Here's the Siren's list of the Best of the Best Picture Oscars, for Edward Copeland's latest survey. You have until midnight tonight (May 5) to mail your selections to firstname.lastname@example.org. The only way the Siren could compile this list was by going with the Best Picture Oscar winners than she liked best--the ones she would gladly watch again tonight. In order, then:
1. The Best Years of Our Lives. Peerless portrait of American family life. Not a weak performance in the movie. Full of moments to treasure, such as Myrna Loy's wordless reaction when she finally sees her husband, or Fredric March, contrasting a prewar picture of himself with the image in the mirror. And there's Harold Russell's homecoming to his family and his "swell girl" Wilma, as moving a scene as any Wyler ever filmed--and the prelude, as Dana Andrews watches Russell walk away and says sadly, "I hope Wilma is a swell girl." The movie is sometimes described as idealized, but the Siren absolutely disagrees. Virginia Mayo's trampy wife, Myrna Loy's expression while watching her husband drink too much, Russell's mother suppressing a gasp when she sees the hooks that have replaced her son's hands, Dana Andrews suffering what we'd now call PTSD--none of this is treated with anything near treacly sentiment.
2. The Bridge on the River Kwai. Most people seem to prefer Lawrence of Arabia to this earlier David Lean epic. Lawrence is a magnificent movie, but the Siren gives the edge to The Bridge, for its clearer and more pungent characterizations, its biting antiwar and anti-imperialist message and its satiric edge.
3. The Apartment. Next to The Crowd (a clear influence), the Wilder movie is the premiere meditation on surviving as a cog in the capitalist machinery, a theme that is notably under-explored in American film. Office Space can't hold a candle to the honesty and wit of this movie.
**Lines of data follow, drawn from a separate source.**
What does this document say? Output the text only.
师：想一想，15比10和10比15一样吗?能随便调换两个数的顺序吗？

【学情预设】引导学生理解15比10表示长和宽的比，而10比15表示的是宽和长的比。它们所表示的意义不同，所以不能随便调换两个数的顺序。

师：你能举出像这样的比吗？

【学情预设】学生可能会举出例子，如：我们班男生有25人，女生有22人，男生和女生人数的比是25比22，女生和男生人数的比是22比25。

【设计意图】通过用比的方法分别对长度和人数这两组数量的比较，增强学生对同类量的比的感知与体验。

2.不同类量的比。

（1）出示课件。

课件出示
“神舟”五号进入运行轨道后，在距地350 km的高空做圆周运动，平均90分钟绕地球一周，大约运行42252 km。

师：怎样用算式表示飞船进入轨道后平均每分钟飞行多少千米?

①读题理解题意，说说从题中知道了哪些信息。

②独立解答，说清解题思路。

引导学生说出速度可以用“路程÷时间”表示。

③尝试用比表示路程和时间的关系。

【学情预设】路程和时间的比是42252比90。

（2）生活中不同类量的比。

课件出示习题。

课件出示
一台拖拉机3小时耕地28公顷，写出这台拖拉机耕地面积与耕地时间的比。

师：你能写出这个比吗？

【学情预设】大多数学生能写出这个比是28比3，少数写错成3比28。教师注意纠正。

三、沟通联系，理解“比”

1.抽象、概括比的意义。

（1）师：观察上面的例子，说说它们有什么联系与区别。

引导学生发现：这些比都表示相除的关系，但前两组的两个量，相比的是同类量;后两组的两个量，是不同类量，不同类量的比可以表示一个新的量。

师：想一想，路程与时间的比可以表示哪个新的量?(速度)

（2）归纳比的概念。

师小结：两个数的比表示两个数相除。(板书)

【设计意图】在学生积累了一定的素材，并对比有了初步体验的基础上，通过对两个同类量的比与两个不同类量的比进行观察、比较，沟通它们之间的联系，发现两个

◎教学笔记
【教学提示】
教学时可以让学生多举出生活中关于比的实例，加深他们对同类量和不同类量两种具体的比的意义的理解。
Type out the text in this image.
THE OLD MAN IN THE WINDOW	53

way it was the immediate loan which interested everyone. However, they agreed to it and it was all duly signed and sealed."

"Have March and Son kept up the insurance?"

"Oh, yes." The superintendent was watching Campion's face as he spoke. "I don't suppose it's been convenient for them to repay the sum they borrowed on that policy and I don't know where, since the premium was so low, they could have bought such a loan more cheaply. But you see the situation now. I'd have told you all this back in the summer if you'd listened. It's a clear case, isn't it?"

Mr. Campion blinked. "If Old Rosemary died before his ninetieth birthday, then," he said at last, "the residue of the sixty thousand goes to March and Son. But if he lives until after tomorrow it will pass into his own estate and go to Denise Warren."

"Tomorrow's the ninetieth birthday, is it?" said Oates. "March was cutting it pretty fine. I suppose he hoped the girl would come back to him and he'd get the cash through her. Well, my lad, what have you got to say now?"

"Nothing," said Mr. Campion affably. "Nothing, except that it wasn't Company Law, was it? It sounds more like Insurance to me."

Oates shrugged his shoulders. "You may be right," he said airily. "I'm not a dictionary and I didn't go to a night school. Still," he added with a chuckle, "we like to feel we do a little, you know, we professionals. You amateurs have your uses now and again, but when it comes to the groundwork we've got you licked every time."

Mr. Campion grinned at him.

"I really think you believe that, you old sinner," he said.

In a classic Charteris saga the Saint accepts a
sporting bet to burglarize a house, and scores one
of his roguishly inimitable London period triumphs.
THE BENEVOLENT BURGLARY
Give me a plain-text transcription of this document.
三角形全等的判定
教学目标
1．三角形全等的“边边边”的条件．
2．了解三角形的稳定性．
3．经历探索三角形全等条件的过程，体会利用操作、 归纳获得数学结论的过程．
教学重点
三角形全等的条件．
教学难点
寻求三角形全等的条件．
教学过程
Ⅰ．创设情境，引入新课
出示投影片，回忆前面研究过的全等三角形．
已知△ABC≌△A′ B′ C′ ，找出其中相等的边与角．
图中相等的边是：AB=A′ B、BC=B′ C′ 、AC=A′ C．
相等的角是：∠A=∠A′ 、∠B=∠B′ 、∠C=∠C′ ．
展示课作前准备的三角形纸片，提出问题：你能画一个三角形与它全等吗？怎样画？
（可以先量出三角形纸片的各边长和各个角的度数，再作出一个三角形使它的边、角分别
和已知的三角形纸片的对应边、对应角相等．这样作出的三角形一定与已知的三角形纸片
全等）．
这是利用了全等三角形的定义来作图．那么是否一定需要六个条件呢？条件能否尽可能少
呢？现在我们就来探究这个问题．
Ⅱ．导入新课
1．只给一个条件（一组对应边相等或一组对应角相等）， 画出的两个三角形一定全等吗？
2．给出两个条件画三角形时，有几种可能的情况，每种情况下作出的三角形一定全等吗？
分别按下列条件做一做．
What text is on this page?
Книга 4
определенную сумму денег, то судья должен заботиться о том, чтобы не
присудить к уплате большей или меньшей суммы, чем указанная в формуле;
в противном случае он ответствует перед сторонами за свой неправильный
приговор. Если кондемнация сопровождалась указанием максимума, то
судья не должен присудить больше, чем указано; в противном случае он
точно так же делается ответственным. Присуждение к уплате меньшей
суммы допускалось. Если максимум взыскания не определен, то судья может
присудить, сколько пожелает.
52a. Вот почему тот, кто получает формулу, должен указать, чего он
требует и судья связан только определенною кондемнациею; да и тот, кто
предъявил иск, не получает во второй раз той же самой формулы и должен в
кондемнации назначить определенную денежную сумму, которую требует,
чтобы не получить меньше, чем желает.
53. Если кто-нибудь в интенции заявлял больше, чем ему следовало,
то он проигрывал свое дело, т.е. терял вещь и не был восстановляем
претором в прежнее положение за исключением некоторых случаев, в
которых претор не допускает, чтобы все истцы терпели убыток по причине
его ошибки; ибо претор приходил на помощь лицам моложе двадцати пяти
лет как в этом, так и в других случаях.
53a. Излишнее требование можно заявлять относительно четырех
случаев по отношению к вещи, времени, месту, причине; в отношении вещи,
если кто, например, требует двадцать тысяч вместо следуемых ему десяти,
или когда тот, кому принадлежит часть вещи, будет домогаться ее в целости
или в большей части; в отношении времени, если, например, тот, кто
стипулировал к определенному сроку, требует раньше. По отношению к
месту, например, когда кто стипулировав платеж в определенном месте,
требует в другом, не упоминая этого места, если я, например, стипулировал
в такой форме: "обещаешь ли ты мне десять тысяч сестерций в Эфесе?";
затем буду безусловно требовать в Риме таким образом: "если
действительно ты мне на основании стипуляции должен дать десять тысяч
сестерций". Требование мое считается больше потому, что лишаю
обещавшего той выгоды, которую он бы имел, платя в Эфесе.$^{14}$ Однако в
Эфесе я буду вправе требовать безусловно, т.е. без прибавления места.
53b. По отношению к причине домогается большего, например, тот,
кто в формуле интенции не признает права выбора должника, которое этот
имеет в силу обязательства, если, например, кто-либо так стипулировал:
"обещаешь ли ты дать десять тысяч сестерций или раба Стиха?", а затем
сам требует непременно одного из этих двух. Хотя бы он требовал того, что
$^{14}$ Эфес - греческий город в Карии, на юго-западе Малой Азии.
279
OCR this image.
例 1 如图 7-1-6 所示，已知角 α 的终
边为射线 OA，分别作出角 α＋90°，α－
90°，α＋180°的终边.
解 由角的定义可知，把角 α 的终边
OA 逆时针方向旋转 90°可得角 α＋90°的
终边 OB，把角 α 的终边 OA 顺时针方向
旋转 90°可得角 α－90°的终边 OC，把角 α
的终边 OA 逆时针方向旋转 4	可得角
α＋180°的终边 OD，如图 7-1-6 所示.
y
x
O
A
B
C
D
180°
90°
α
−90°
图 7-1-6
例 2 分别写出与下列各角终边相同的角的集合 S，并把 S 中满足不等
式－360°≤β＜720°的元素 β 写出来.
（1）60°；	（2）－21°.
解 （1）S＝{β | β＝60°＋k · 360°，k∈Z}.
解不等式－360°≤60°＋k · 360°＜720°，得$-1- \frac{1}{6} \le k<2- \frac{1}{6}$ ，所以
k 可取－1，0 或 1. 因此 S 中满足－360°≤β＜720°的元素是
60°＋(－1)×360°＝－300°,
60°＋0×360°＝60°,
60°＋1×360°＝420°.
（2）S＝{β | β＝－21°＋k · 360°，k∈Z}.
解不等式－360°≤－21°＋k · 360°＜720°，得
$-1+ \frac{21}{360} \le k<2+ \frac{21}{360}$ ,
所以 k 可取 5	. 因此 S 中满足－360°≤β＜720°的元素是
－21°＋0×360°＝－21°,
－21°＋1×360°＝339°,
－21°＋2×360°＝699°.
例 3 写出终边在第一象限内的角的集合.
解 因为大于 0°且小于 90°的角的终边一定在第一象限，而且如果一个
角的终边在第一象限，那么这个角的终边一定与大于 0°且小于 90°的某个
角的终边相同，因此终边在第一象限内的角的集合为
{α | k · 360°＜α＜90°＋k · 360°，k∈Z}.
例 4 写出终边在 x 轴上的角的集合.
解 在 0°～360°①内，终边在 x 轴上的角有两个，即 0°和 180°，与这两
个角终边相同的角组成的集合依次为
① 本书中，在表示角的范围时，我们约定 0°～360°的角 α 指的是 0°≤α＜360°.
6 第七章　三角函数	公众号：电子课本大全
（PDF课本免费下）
4. Annie Hall. The Siren knows some people don't like this movie, but it's like telling her you don't like ice cream. Doesn't compute. I particularly love Diane Keaton's and Woody Allen's split-screen shrink session when, asked how often they have sex, Keaton blurts "All the time. Twice a week!" and Allen laments, "Practically never. Twice a week."
5. All About Eve. Wordplay that remains unsurpassed more than a half-century after the movie was released.
6. The Godfather Part II. The Godfather movies began our fatuous romanticization of the Mob's vicious criminals, and therefore have a great deal to answer for. (The Siren agrees wholeheartedly with whoever was first to observe that The Godfather shows the Mafia the way they want to think of themselves, but the real Mobsters are the casually homicidal sadists of Goodfellas.) The first Godfather is perhaps more purely entertaining, but it's the second film that shows the escalating costs of violence. When Michael Corleone asks his mother whether it's possible to lose your family (Mr. Campaspe's favorite scene), she can't comprehend what he's talking about. It isn't possible, she tells him--but by that time, the audience knows it is not only possible, for Michael it is inevitable.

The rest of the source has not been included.